In his book Buddha is as Buddha Does Lama Surya Das recommends tonglen, a Tibetan Buddhist meditation practice. Das translates tonglen as meaning “giving-receiving.” He further states: “Breathing in, we imagine siphoning up the world’s suffering into our own being, where it’s dissipated. Breathing out, we envision discharging our own positive energy as a replacement for that suffering.” (p. 49)

Das suggests first being kind to ourselves. After you have begun your meditation for a few breathes see yourself as having two sides: the loving side and a suffering side. As you breathe in resolve to suffuse the sad suffering part of yourself into the loving joyful part.
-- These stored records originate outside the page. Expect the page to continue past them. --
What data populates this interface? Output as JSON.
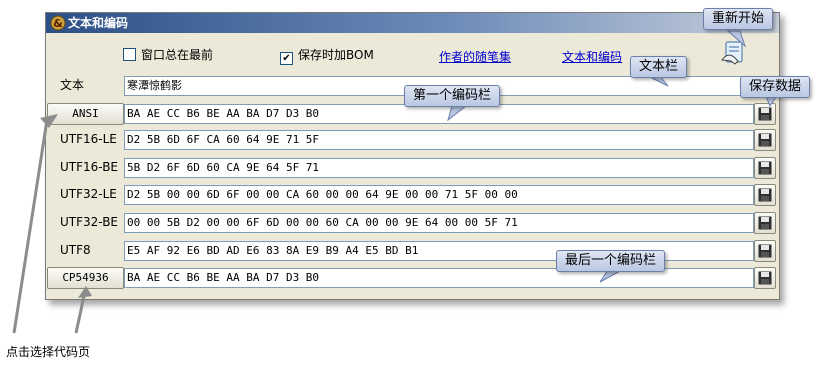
{
  "window": {
    "title": "文本和编码"
  },
  "options": {
    "topmost_label": "窗口总在最前",
    "topmost_checked": "",
    "bom_label": "保存时加BOM",
    "bom_checked": "✔"
  },
  "links": {
    "essays": "作者的随笔集",
    "text_encoding": "文本和编码"
  },
  "text_row": {
    "label": "文本",
    "value": "寒潭惊鹤影"
  },
  "encodings": [
    {
      "label": "ANSI",
      "is_button": true,
      "value": "BA AE CC B6 BE AA BA D7 D3 B0"
    },
    {
      "label": "UTF16-LE",
      "is_button": false,
      "value": "D2 5B 6D 6F CA 60 64 9E 71 5F"
    },
    {
      "label": "UTF16-BE",
      "is_button": false,
      "value": "5B D2 6F 6D 60 CA 9E 64 5F 71"
    },
    {
      "label": "UTF32-LE",
      "is_button": false,
      "value": "D2 5B 00 00 6D 6F 00 00 CA 60 00 00 64 9E 00 00 71 5F 00 00"
    },
    {
      "label": "UTF32-BE",
      "is_button": false,
      "value": "00 00 5B D2 00 00 6F 6D 00 00 60 CA 00 00 9E 64 00 00 5F 71"
    },
    {
      "label": "UTF8",
      "is_button": false,
      "value": "E5 AF 92 E6 BD AD E6 83 8A E9 B9 A4 E5 BD B1"
    },
    {
      "label": "CP54936",
      "is_button": true,
      "value": "BA AE CC B6 BE AA BA D7 D3 B0"
    }
  ],
  "callouts": {
    "restart": "重新开始",
    "text_bar": "文本栏",
    "save_data": "保存数据",
    "first_bar": "第一个编码栏",
    "last_bar": "最后一个编码栏",
    "choose_codepage": "点击选择代码页"
  },
  "icons": {
    "app": "app-logo-icon",
    "restart": "restart-hand-icon",
    "save": "floppy-disk-icon"
  },
  "colors": {
    "title_start": "#2c4f86",
    "title_end": "#c7cfdc",
    "face": "#ece9d8",
    "link": "#0000cc",
    "callout": "#c9d5ec"
  }
}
As you breathe out think of “sunlight and breezes” and again resolve and pray that the suffering part of yourself become immersed in your most loving and joyful aspects.

Once you have paid respects to yourself “widen your generosity” to meditate on members of your family, friends, and then widen your circle as the meditation continues. Notice how you feel when you consider someone that you do not like.

I love Das’s use of the word generosity. Compassion requires a generosity of spirit. Do you think of yourself as a compassionate person? How does that manifest itself in your life? I am ever so curious.